The Overseas Community Affairs Council and Veteran Affairs Council should be eliminated, New Power Party (NPP) legislators said yesterday, vowing to propose rules to partition the agencies’ funding and force personnel to cut waste.
“Based on our logic, Quebec should treat everyone in France as an ‘overseas Frenchman,’ Austria should treat everyone in Germany as an ‘overseas German’ and the United Kingdom should treat everyone in the United States as ‘overseas Britons’ in an effort to encourage investment,” NPP Legislator Freddie Lim (林昶佐) said during a meeting of the Legislative Yuan’s Finance Committee, adding that the Overseas Council’s functions represented “piling beds and houses on top of one another,” a Chinese-language metaphor for needless duplication.
The council is charged with executing a range of policies directed at “overseas Chinese,” with roots in Chinese Nationalist Party (KMT) competition with the Chinese Communist Party for overseas support, after it played a key role in the Xinhai Revolution in 1911.

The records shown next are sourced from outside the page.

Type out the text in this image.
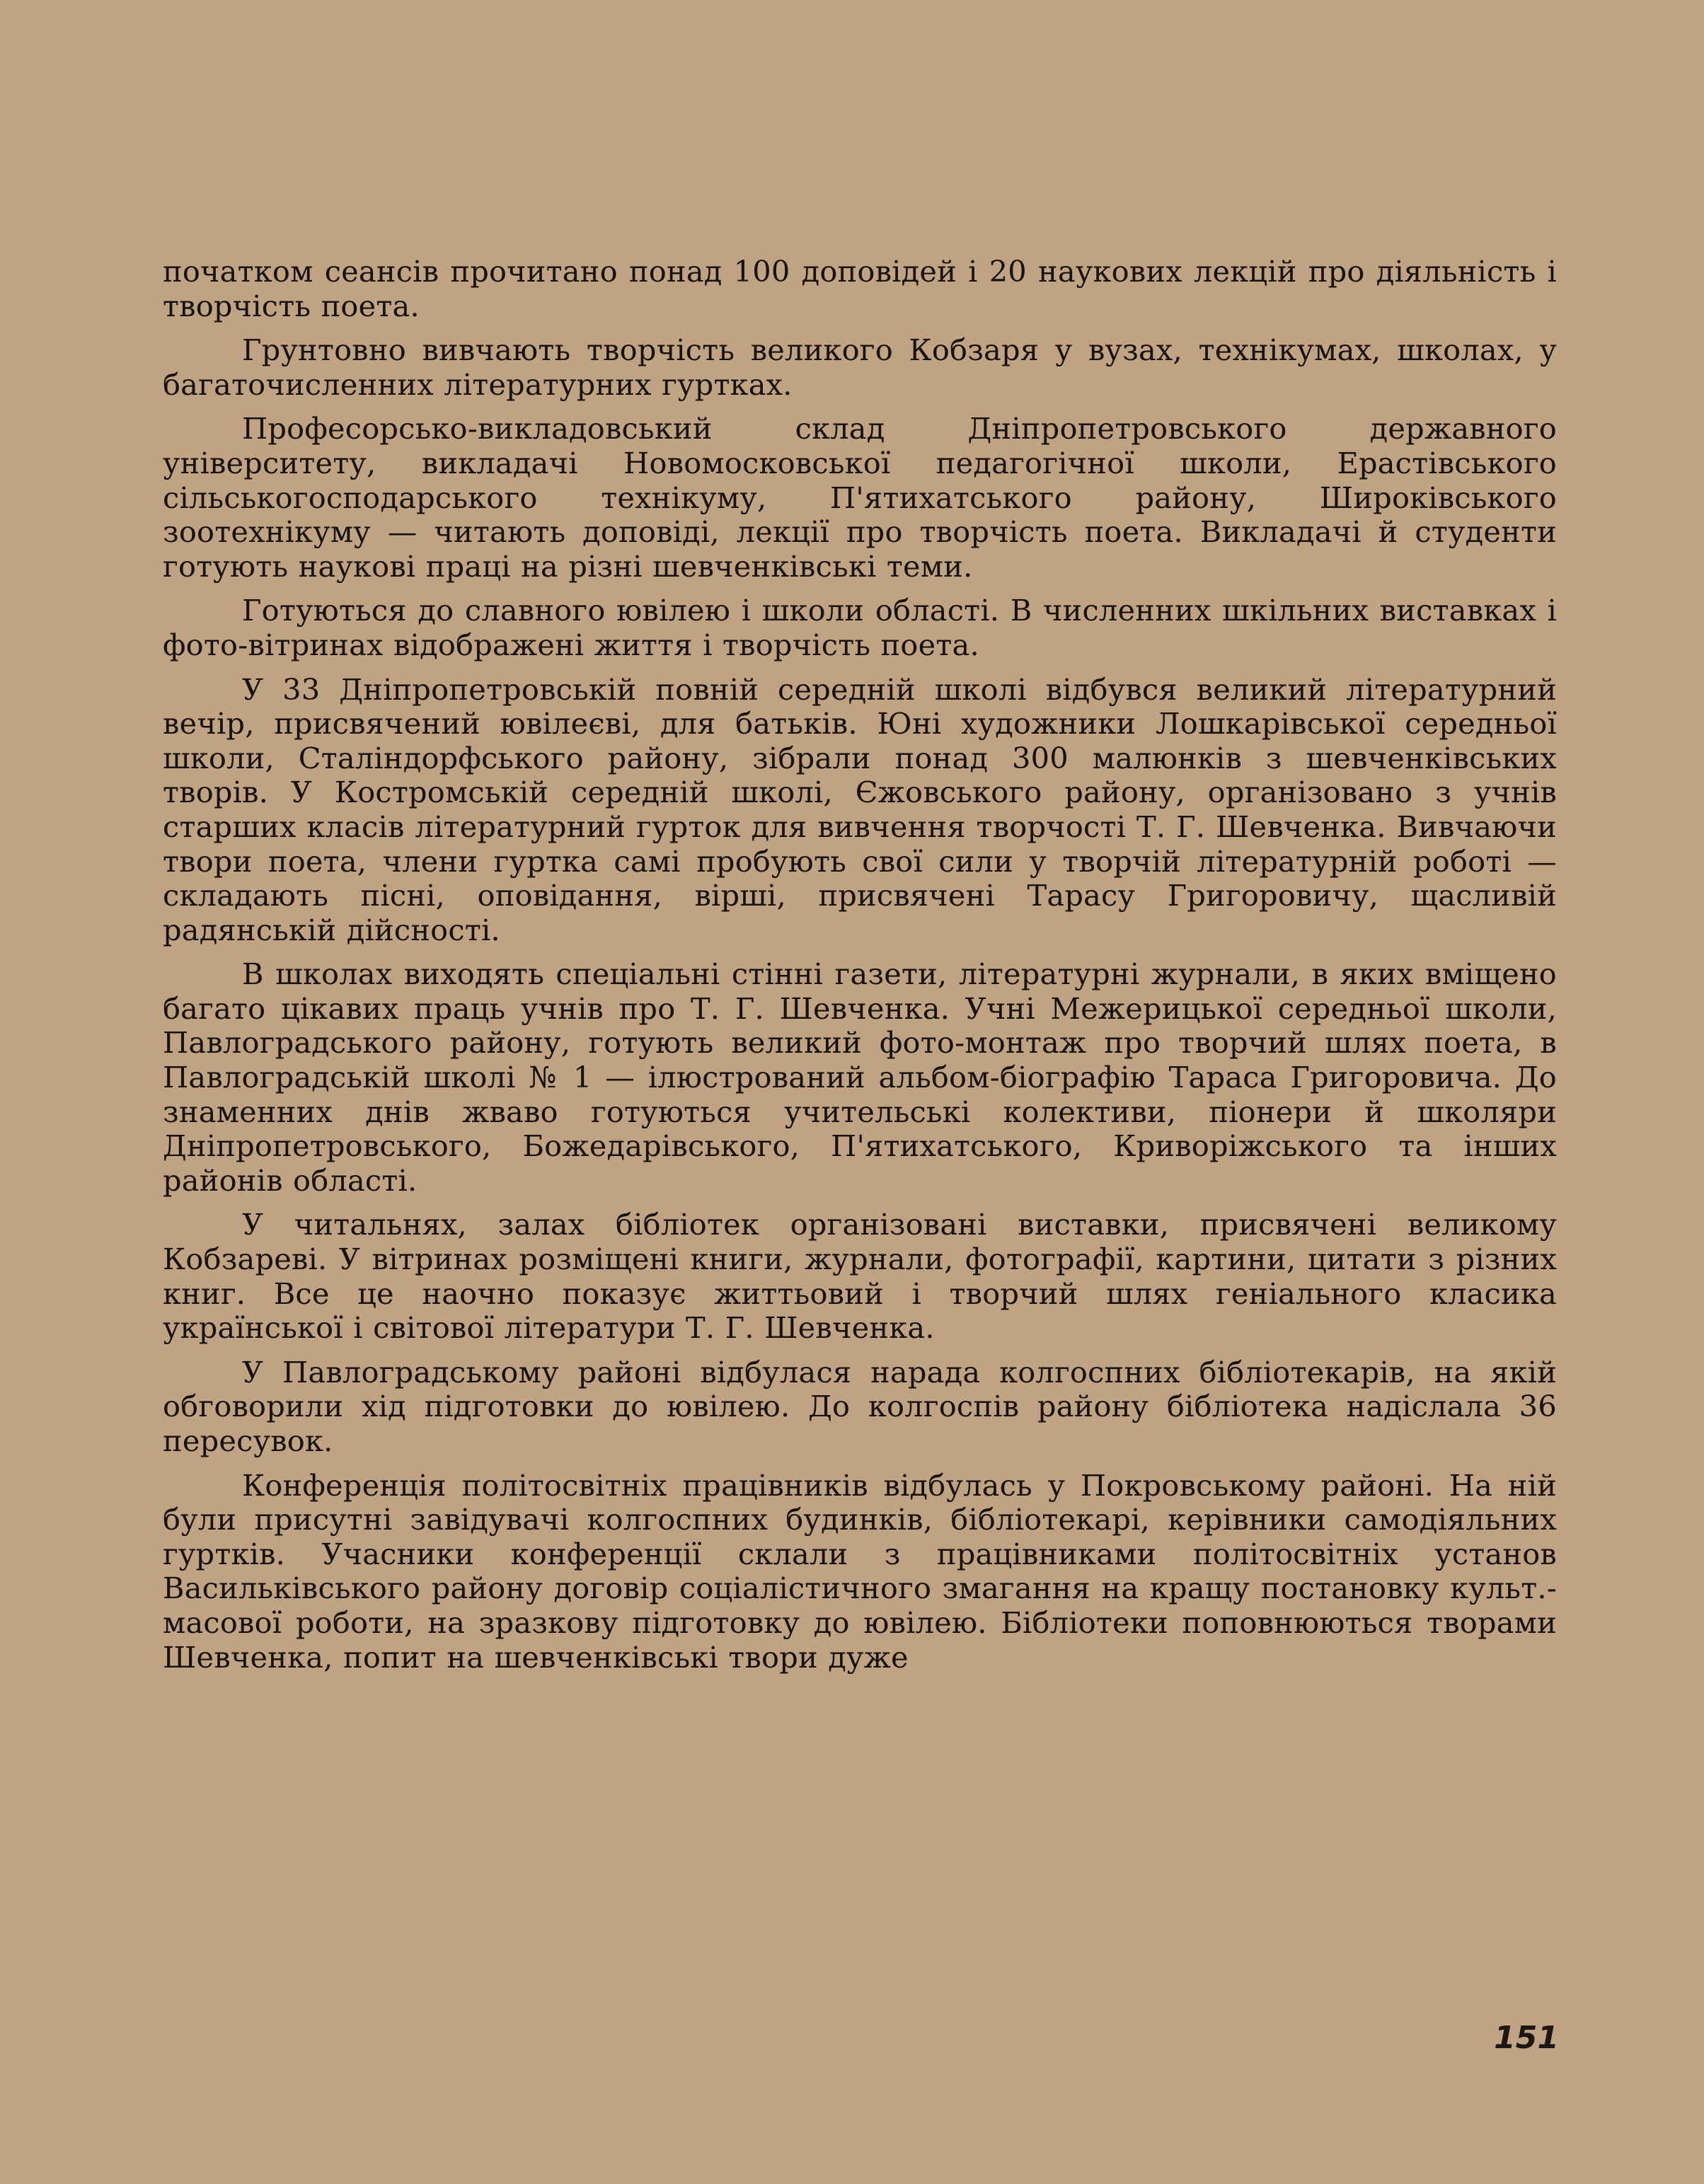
початком сеансів прочитано понад 100 доповідей і 20 наукових лекцій про діяльність і творчість поета.

Грунтовно вивчають творчість великого Кобзаря у вузах, технікумах, школах, у багаточисленних літературних гуртках.

Професорсько-викладовський склад Дніпропетровського державного університету, викладачі Новомосковської педагогічної школи, Ерастівського сільськогосподарського технікуму, П'ятихатського району, Широківського зоотехнікуму — читають доповіді, лекції про творчість поета. Викладачі й студенти готують наукові праці на різні шевченківські теми.

Готуються до славного ювілею і школи області. В численних шкільних виставках і фото-вітринах відображені життя і творчість поета.

У 33 Дніпропетровській повній середній школі відбувся великий літературний вечір, присвячений ювілеєві, для батьків. Юні художники Лошкарівської середньої школи, Сталіндорфського району, зібрали понад 300 малюнків з шевченківських творів. У Костромській середній школі, Єжовського району, організовано з учнів старших класів літературний гурток для вивчення творчості Т. Г. Шевченка. Вивчаючи твори поета, члени гуртка самі пробують свої сили у творчій літературній роботі — складають пісні, оповідання, вірші, присвячені Тарасу Григоровичу, щасливій радянській дійсності.

В школах виходять спеціальні стінні газети, літературні журнали, в яких вміщено багато цікавих праць учнів про Т. Г. Шевченка. Учні Межерицької середньої школи, Павлоградського району, готують великий фото-монтаж про творчий шлях поета, в Павлоградській школі № 1 — ілюстрований альбом-біографію Тараса Григоровича. До знаменних днів жваво готуються учительські колективи, піонери й школяри Дніпропетровського, Божедарівського, П'ятихатського, Криворіжського та інших районів області.

У читальнях, залах бібліотек організовані виставки, присвячені великому Кобзареві. У вітринах розміщені книги, журнали, фотографії, картини, цитати з різних книг. Все це наочно показує життьовий і творчий шлях геніального класика української і світової літератури Т. Г. Шевченка.

У Павлоградському районі відбулася нарада колгоспних бібліотекарів, на якій обговорили хід підготовки до ювілею. До колгоспів району бібліотека надіслала 36 пересувок.

Конференція політосвітніх працівників відбулась у Покровському районі. На ній були присутні завідувачі колгоспних будинків, бібліотекарі, керівники самодіяльних гуртків. Учасники конференції склали з працівниками політосвітніх установ Васильківського району договір соціалістичного змагання на кращу постановку культ.-масової роботи, на зразкову підготовку до ювілею. Бібліотеки поповнюються творами Шевченка, попит на шевченківські твори дуже

151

“Many of the council’s functions are important, but would be conducted more professionally if given to other agencies,” Lim said. “Because the council only has a small budget and few employees, it is difficult for it to properly conduct educational, diplomatic and economic functions.”
He cited several examples of what he called poorly executed policies, including outdated textbooks and low viewership of the Overseas Community Affairs Council’s satellite television station.
“Many textbooks being used were written in the 1980s or 1990s,” Lim said, adding that many courses offered overseas duplicated courses offered by the Overseas Chinese Culture and Education Foundation.
It would be more efficient to allow the Ministry of Education to integrate admissions for ethnic Chinese students from Malaysia with those of other foreign students, he said.
Malaysian-Chinese students comprise the vast majority of the nation’s “overseas Chinese,” which are admitted separately from students from China, while students from Hong Kong and Macau constitute another category, he said.
“Each year we spend NT$100 million (US$3.1 million) on the satellite television station, but the result is that only one-third of those we define as ‘overseas Chinese’ watch it,” he said.
Meanwhile, NPP executive chairman Huang Kuo-chang (黃國昌) called for the Veteran Affairs Council to be merged with the Ministry of Defense and Ministry of Health and Welfare, citing multiple Control Yuan reports criticizing the agency over inefficiency, waste and conflicts of interest.